Après un vol long (plus de 6 h) dans une masse pas homogène et aux ascendances difficiles à trouver, je suis sur ma dernière branche en lisière de forêt donc avec des champs plus espacés séparés par des bosquets d’arbres. Je descend n’ayant pas trouvé d’ascendance convaincante. Mon altimètre calé à 0 sur mon aérodrome de départ m’indiquant 250 m, je me mets en vent ar d’un champ que j’ai repéré depuis un certain temps. Je prépare la machine (train, volets) et commence à sortir le moteur en début de vent arrière. Dès qu’il est sorti, je le démarre puis après quelques secondes repousse le starter pour avoir un fonctionnement plus régulier. Contrairement à d’habitude, le moteur cale. Je vire en étape de base de mon champ avant de tenter de redémarrer après avoir remis le starter. Heureusement, le rotax redémarre et je le laisse chauffer un peu avant de repousser le starter et peut reprendre de l’altitude pour rentrer au terrain distant de 30 km. Le moteur n’aurait pas redémarré, je me voyais obligé de me poser en étape de basse vue ma hauteur trop basse liée à la finesse de 10 avec le moteur sorti et à une altitude du sol 70 m supérieure à celle de mon terrain de départ (situé en plaine). J’ai oublié de préciser que l’atterrissage en étape de base se serait terminé dans un petit bois car si mon champ était correct, il était juste à côté d’un bois. Si le moteur n’avait pas redémarré, j’aurais au minimum cassé la machine.

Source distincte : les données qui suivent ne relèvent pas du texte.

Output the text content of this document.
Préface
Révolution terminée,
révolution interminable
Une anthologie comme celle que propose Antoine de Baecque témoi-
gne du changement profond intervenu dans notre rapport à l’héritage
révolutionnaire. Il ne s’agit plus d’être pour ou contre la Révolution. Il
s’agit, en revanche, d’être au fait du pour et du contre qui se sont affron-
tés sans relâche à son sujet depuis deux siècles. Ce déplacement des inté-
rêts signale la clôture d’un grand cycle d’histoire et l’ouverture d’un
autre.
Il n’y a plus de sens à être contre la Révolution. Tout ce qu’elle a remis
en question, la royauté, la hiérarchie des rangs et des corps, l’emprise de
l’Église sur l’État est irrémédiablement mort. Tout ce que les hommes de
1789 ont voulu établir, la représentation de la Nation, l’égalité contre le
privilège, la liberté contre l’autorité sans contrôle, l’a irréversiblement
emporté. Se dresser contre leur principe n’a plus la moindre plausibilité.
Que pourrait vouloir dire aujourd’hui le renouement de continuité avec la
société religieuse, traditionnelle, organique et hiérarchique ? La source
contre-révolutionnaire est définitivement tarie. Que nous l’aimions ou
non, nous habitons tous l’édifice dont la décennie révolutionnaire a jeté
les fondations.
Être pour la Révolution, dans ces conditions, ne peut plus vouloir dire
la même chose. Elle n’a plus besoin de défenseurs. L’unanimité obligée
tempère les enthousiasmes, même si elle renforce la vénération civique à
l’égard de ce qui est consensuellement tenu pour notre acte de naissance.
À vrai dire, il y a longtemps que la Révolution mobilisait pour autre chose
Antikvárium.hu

Le fait de m’être entrainé à faire des atterrissages moteur sorti, de préparer systématiquement la machine pour l’atterrissage avant la sorti du moteur m’a été utile.
Je regarde maintenant systématiquement l’environnement du champ que je choisis pour une remise moteur pour pouvoir avoir des solutions de secours si jamais je suis trop court.
J’ai aussi choisi de remplacer le planeur autonome par un turbo qui conserve une finesse (et un réglage de trim) correct avec le moteur sorti.